Just in Time for Daylight Saving Time

Daylight Saving Time begins on March 8 this year. It’s a welcome event for many, but losing that hour of sleep isn’t so welcome.

The time change has been associated with:

  • Slower Thinking
  • Slower Reaction Times
  • Moodiness
  • Exhaustion

What’s a moody, exhausted, slow thinking, sleep-deprived person to do to get more sleep? One suggestion is to create an environment that’s conducive to sleep – dark, cool, quiet and comfortable.
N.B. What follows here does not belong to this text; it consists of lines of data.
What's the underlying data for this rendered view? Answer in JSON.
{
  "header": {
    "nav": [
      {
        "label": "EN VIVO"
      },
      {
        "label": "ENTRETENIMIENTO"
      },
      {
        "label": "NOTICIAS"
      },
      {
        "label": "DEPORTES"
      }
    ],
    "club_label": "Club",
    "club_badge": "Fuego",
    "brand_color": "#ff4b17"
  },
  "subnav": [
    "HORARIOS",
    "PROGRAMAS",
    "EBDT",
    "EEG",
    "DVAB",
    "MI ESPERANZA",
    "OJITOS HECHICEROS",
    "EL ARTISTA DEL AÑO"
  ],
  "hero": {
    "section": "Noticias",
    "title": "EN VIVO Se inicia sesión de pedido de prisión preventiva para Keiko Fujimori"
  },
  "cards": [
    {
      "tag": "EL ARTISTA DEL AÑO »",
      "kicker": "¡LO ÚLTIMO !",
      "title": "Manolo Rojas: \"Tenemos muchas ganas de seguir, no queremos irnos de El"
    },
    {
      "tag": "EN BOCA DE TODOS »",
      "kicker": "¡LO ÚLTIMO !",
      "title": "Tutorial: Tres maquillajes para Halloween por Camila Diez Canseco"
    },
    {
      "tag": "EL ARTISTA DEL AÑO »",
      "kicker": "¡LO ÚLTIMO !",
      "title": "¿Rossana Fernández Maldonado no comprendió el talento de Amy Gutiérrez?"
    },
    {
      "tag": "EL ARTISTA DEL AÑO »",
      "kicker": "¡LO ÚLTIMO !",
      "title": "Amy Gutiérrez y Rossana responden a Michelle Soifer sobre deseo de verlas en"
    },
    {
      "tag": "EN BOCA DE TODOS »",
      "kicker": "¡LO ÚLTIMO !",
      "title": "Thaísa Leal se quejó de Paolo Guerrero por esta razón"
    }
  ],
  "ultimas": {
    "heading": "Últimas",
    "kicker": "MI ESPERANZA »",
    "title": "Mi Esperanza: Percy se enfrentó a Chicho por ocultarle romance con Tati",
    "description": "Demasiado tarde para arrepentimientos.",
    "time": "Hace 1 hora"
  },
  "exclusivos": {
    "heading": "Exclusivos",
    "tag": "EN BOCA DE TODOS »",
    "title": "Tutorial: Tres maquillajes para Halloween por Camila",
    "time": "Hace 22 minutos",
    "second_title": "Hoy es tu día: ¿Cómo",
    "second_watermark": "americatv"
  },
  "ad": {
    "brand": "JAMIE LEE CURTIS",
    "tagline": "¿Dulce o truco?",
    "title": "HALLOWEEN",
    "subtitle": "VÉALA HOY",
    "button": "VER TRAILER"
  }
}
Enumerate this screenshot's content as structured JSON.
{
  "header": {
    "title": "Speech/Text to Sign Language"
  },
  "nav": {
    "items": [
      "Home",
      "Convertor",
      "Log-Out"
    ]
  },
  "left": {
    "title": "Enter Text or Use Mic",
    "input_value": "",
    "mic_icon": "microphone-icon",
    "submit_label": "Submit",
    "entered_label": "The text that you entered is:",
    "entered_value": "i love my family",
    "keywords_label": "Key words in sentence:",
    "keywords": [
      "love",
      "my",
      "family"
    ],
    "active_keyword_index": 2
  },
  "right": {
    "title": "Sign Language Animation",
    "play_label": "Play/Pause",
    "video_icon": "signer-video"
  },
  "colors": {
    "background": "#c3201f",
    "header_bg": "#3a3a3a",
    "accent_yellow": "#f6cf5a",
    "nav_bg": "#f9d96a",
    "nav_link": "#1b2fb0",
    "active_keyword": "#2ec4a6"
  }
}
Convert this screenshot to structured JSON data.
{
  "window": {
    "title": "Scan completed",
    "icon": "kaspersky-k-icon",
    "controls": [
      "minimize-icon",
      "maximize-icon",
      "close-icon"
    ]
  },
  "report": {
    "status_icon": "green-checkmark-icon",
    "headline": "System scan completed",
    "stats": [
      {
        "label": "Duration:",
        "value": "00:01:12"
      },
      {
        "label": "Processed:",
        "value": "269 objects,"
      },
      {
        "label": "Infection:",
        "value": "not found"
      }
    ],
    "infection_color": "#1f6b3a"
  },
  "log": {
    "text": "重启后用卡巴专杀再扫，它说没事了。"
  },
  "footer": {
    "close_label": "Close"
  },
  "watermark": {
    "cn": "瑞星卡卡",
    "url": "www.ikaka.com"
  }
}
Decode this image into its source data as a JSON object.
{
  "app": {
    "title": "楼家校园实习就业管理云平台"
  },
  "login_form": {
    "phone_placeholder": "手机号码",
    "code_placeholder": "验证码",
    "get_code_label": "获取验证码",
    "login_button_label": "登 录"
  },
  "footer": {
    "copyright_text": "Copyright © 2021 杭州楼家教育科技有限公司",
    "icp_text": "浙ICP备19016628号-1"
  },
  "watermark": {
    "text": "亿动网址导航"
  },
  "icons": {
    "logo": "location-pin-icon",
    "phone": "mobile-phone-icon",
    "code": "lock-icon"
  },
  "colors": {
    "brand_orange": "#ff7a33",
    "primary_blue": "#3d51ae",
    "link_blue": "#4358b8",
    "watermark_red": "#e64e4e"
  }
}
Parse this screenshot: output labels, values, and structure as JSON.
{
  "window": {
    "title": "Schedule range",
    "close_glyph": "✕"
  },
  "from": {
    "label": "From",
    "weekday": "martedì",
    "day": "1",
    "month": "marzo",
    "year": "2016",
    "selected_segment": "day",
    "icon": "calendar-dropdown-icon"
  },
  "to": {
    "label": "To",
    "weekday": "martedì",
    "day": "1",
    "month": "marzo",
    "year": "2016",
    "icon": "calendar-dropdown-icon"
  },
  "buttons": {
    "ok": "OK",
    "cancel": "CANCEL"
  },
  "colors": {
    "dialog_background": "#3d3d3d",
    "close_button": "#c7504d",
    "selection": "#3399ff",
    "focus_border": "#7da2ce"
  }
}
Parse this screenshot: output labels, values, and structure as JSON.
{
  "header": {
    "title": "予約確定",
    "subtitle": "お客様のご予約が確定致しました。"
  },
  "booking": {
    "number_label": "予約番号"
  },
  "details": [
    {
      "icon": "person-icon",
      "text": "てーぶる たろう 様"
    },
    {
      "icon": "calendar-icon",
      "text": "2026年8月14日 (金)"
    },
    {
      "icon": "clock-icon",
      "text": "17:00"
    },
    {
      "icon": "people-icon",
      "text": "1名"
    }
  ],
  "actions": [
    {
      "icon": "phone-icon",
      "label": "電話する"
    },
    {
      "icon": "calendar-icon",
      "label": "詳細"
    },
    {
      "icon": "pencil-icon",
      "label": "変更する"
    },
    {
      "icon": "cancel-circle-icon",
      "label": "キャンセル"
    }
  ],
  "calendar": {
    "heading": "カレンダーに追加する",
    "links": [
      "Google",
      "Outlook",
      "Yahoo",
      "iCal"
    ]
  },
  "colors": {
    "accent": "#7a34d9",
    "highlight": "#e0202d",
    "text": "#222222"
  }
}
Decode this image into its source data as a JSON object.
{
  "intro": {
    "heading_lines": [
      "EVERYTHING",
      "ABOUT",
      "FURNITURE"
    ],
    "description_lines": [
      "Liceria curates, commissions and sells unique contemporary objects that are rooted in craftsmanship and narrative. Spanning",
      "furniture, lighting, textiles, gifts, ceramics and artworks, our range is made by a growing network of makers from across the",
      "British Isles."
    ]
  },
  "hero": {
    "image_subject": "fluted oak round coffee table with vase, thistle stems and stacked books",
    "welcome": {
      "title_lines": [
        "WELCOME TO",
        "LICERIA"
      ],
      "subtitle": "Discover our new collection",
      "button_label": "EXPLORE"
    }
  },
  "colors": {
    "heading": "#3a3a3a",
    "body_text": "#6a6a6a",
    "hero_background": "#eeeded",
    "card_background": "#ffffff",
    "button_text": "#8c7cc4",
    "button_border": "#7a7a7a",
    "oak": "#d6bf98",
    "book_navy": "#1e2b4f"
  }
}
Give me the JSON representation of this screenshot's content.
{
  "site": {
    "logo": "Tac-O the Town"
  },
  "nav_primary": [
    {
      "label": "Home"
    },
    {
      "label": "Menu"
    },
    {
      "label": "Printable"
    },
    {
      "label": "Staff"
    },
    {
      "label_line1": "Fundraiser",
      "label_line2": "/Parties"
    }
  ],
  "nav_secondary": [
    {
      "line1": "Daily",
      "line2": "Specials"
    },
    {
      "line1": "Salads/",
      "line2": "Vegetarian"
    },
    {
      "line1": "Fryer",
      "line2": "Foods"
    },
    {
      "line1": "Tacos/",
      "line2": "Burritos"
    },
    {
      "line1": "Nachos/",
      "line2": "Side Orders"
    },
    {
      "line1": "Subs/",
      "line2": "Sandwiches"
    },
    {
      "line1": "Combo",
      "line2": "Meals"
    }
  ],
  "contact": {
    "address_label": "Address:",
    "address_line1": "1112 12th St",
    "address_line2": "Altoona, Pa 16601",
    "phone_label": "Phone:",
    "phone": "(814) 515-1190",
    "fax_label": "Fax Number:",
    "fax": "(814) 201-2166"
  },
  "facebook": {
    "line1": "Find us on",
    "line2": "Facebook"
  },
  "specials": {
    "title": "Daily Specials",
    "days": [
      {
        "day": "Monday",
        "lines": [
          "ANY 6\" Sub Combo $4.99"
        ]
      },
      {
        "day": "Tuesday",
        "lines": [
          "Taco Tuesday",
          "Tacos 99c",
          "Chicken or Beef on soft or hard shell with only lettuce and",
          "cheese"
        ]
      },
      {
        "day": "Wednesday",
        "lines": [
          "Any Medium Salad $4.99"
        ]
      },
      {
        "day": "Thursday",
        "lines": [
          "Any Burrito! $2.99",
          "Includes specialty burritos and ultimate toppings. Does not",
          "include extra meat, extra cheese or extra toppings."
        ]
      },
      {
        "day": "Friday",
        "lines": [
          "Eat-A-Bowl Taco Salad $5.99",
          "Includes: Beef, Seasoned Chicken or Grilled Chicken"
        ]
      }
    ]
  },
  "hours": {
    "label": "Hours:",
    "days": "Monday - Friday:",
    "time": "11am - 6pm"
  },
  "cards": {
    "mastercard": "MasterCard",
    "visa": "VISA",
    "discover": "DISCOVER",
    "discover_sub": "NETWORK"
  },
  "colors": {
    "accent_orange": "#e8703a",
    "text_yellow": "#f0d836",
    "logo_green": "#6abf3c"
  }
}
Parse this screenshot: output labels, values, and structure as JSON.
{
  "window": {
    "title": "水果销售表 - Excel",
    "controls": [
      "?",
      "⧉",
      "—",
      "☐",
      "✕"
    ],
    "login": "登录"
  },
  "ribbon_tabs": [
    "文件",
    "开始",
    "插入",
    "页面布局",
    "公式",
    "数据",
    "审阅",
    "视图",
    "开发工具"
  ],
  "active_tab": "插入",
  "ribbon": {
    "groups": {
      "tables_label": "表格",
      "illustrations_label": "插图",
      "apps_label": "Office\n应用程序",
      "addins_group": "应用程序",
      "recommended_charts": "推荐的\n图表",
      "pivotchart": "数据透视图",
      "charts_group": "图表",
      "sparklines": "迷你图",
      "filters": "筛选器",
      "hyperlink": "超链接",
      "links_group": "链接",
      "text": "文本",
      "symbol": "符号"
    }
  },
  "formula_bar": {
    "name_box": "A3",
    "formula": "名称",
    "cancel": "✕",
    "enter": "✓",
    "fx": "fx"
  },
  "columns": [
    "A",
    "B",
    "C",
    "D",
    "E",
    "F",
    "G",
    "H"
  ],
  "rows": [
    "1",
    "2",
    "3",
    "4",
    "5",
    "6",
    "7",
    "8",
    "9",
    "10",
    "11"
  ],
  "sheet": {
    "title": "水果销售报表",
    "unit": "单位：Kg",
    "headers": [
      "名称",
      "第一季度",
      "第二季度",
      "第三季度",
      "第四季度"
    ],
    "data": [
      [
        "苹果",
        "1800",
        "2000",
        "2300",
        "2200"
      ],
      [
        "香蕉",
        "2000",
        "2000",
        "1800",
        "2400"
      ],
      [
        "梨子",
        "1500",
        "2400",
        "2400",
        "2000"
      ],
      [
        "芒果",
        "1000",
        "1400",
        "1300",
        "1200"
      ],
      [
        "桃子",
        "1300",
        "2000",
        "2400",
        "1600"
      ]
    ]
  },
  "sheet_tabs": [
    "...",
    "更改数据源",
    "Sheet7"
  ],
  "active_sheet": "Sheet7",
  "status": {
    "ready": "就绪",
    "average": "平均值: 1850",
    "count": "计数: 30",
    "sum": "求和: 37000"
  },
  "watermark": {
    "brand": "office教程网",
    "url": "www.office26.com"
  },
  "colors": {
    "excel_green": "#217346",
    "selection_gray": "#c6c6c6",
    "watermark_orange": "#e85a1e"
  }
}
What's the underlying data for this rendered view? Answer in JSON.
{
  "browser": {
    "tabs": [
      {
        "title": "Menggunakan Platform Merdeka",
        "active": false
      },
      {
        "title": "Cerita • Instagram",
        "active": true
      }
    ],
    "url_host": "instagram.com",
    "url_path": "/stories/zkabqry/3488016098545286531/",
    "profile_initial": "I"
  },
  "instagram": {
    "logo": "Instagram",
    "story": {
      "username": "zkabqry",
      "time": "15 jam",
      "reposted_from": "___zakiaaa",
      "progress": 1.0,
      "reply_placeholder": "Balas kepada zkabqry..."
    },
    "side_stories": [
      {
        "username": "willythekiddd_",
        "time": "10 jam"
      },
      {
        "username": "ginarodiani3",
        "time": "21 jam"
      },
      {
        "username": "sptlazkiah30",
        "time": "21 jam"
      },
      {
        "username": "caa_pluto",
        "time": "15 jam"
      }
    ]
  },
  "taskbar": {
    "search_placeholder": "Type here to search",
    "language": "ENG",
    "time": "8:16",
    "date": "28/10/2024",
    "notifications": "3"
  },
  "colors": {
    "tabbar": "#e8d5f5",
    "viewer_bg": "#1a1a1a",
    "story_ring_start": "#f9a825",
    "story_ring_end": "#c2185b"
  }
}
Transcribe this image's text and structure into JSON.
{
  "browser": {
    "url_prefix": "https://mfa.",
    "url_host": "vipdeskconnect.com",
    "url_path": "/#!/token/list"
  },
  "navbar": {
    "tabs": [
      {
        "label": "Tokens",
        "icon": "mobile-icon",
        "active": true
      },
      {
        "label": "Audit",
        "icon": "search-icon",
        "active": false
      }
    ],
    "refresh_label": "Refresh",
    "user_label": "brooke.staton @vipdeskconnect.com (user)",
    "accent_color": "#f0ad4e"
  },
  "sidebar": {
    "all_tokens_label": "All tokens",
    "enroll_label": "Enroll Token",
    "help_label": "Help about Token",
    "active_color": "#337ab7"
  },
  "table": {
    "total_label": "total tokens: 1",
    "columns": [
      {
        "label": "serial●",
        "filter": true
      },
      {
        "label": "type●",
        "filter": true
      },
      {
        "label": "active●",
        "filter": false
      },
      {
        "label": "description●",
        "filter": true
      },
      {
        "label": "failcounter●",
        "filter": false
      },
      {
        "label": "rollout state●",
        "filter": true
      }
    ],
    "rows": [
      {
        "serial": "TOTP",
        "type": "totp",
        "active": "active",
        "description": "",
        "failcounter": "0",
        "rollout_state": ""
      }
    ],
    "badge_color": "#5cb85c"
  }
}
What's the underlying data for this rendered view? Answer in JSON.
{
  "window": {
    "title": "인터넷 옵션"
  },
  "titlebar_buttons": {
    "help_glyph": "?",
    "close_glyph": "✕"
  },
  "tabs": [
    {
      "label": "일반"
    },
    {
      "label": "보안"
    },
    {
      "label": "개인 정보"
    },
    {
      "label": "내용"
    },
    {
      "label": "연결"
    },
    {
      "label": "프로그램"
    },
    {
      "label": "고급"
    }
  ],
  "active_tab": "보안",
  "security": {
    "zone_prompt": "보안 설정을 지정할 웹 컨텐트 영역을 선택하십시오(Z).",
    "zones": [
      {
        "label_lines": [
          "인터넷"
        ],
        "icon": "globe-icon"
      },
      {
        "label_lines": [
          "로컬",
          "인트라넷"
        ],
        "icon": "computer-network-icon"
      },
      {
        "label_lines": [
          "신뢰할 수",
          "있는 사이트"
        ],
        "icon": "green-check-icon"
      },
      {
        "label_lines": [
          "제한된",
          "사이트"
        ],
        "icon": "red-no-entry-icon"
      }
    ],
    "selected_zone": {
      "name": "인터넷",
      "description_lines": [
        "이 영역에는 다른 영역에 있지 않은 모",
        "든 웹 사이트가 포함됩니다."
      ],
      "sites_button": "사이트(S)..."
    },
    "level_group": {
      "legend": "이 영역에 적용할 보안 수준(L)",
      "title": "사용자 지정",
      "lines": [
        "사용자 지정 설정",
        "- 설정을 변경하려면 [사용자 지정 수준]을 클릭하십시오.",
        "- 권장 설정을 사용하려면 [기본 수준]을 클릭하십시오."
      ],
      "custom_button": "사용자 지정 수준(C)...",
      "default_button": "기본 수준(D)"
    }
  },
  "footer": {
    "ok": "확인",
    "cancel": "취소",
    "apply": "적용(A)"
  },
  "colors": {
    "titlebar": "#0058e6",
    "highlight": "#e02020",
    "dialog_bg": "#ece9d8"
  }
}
The window treatments you choose for your bedroom can help create the perfect sleep environment for you.

“There are wonderful window treatments that block light and prevent heat gain, making them excellent choices for the bedroom,” said Tracy Christman, Director of Vendor Alliance for Budget Blinds.

If drawing the blinds closed doesn’t block light from that pesky streetlamp from disturbing your sleep, there’s still hope. The key to a better night’s sleep may lie with your window treatments – specifically, the features you add to them.

Here are some of the options sleep-deprived homeowners can choose from:

  • Add a blackout liner. Blackout liners are perfect for shift workers who sleep during the day and the friend to new parents who want to encourage good sleeping habits for infants and toddlers.
  • Add decorative tapes to horizontal blinds to block light that enters through rout holes, or choose routless louvers for your blinds.
  • Cornice boxes and valances block light that can enter through the small gap at the headrail of the window treatment.
  • Room-darkening multiple-celled cellular shades block light and add insulation between cooled or heated indoor air and the glass.
  • Sleep experts encourage troubled sleepers to wake at the same time every day. An additional feature that can help you wake at the same time every day is programmable motorization. Just set the programmable timer to open your window treatments at a specific time in the morning and the light that was blocked all night will help wake you.